The easiest explanation I can give of an archetype is a “role”. We all have and take on different roles in life, each defined by a term/name to distinguish it. For instance, one can be a daughter to one’s parents and parental figures, as well as anyone who is like a parent to them. At the same time, this woman can be a mother to her children and/or a mother figure to others. She can also be a sister, an aunt, a grandmother, a wife, a lover, a friend...
Taken further, we take on roles in our life depending on our personality and circumstances. A partial list of archetypes can be found here: https://www.myss.com/free-resources/sacred-contracts-and-your-archetypes/determining-your-archetypes/, though I’ll list just a few common ones.
Artist
Bully
Caregiver
Clown
Craftsperson
Dreamer
Gossip
Healer
Judge
Rescuer
Seeker
Storyteller
Student
TeacherWhen we are engaged in our roles/archetypes, how we behave, and even how we feel, differs with each of them due to the dynamics of our relationships and the archetypes themselves. A woman can be a caregiver to her elderly parent; behaving and speaking to her parent in a particular manner, and can instantly “switch” to a parental role if her child is, for instance, doing something s/he shouldn’t be and requires correction. This woman can go back and forth like this all day -- and women often do, and not just between two roles, but many. (Men, too.) We’re able to do this because the brain organizes the roles for us. But what if the brain becomes disorganized due to trauma?

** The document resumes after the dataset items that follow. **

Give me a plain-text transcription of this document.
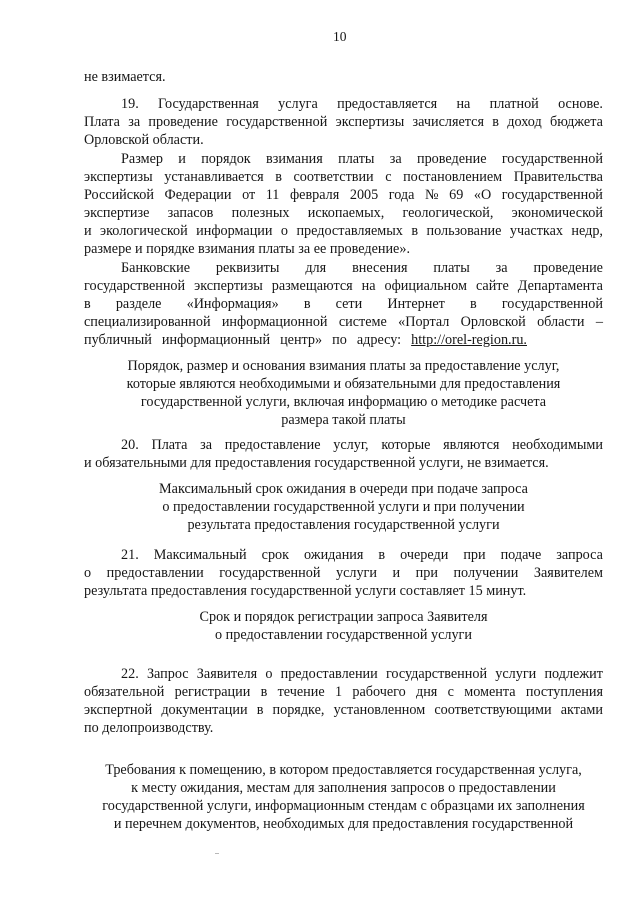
10
не взимается.
19. Государственная услуга предоставляется на платной основе.
Плата за проведение государственной экспертизы зачисляется в доход бюджета
Орловской области.
Размер и порядок взимания платы за проведение государственной
экспертизы устанавливается в соответствии с постановлением Правительства
Российской Федерации от 11 февраля 2005 года № 69 «О государственной
экспертизе запасов полезных ископаемых, геологической, экономической
и экологической информации о предоставляемых в пользование участках недр,
размере и порядке взимания платы за ее проведение».
Банковские реквизиты для внесения платы за проведение
государственной экспертизы размещаются на официальном сайте Департамента
в разделе «Информация» в сети Интернет в государственной
специализированной информационной системе «Портал Орловской области –
публичный информационный центр» по адресу: http://orel-region.ru.
Порядок, размер и основания взимания платы за предоставление услуг,
которые являются необходимыми и обязательными для предоставления
государственной услуги, включая информацию о методике расчета
размера такой платы
20. Плата за предоставление услуг, которые являются необходимыми
и обязательными для предоставления государственной услуги, не взимается.
Максимальный срок ожидания в очереди при подаче запроса
о предоставлении государственной услуги и при получении
результата предоставления государственной услуги
21. Максимальный срок ожидания в очереди при подаче запроса
о предоставлении государственной услуги и при получении Заявителем
результата предоставления государственной услуги составляет 15 минут.
Срок и порядок регистрации запроса Заявителя
о предоставлении государственной услуги
22. Запрос Заявителя о предоставлении государственной услуги подлежит
обязательной регистрации в течение 1 рабочего дня с момента поступления
экспертной документации в порядке, установленном соответствующими актами
по делопроизводству.
Требования к помещению, в котором предоставляется государственная услуга,
к месту ожидания, местам для заполнения запросов о предоставлении
государственной услуги, информационным стендам с образцами их заполнения
и перечнем документов, необходимых для предоставления государственной
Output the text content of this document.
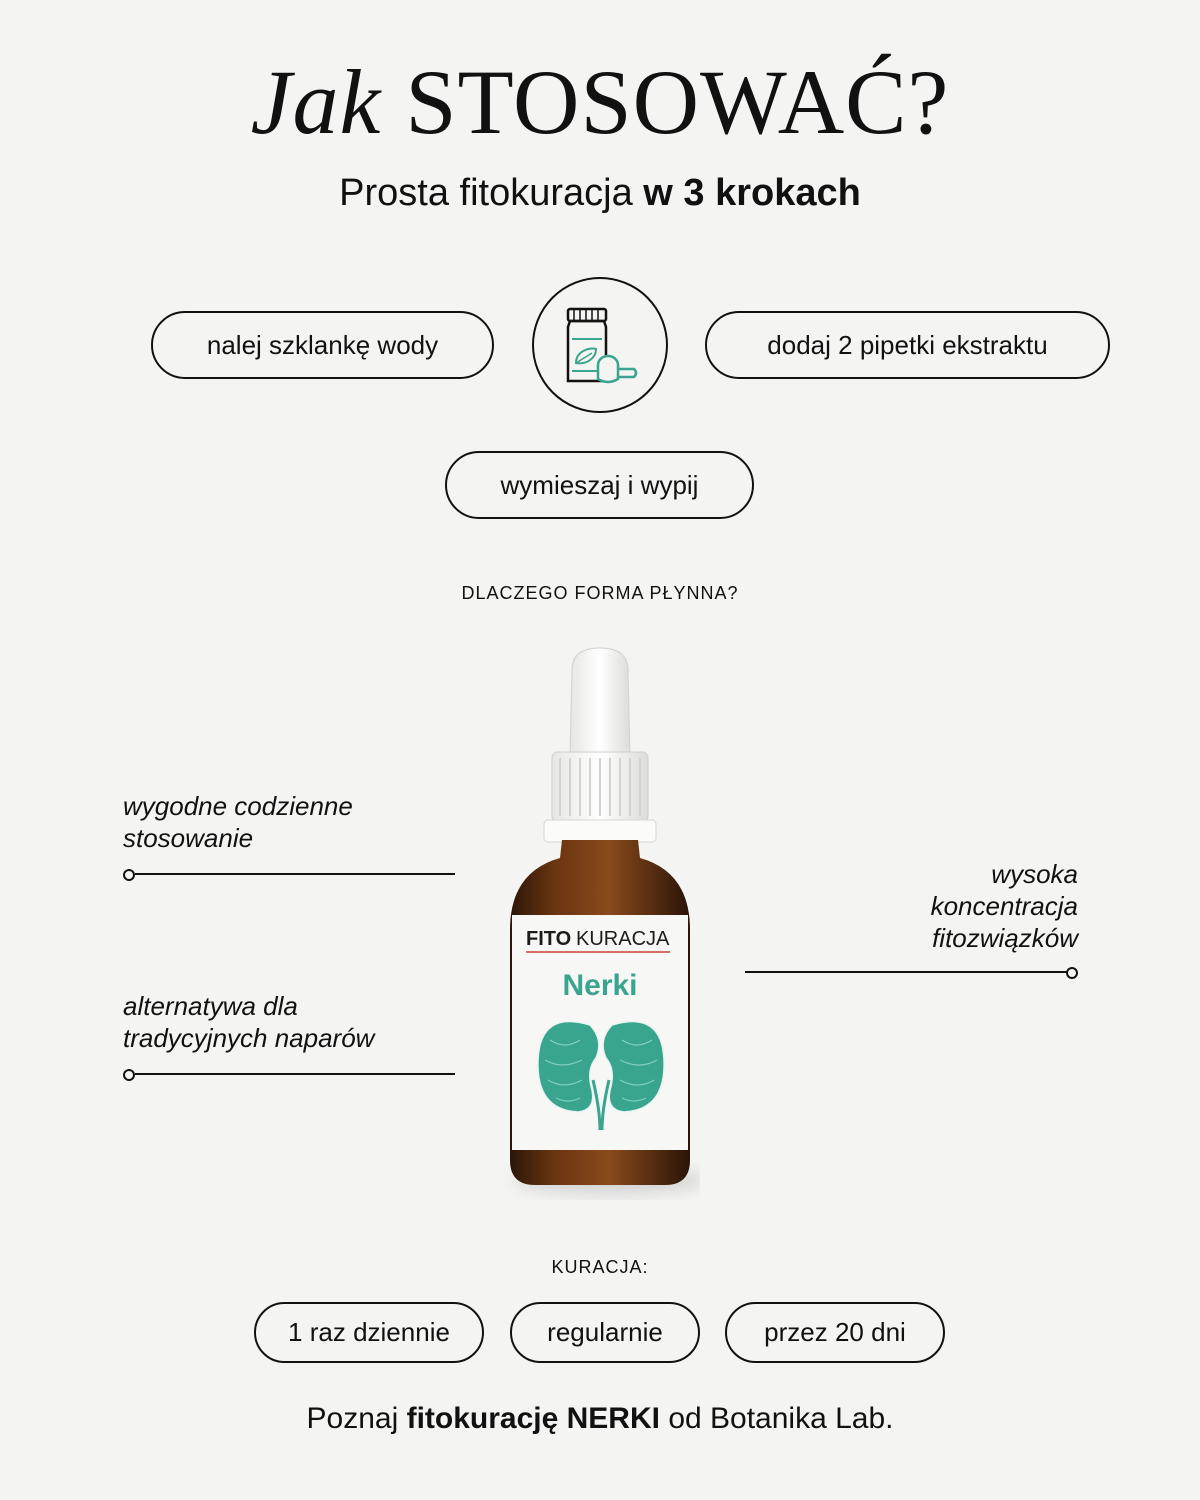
Jak STOSOWAĆ?
Prosta fitokuracja w 3 krokach
nalej szklankę wody	dodaj 2 pipetki ekstraktu
wymieszaj i wypij
DLACZEGO FORMA PŁYNNA?
wygodne codzienne stosowanie
alternatywa dla tradycyjnych naparów
wysoka koncentracja fitozwiązków
FITO KURACJA
Nerki
KURACJA:
1 raz dziennie	regularnie	przez 20 dni
Poznaj fitokurację NERKI od Botanika Lab.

In looking at the picture of your system posted above, I was compelled to question if Dissociative Identity Disorder separates individual roles/archetypes and creates identities/personas for them.
I don’t expect you or anyone to have an answer to this. It's not even a theory, but a speculation and I thought I’d share my reaction and get your impressions, should you care to explore archetypes more. If not, ignore this post entirely!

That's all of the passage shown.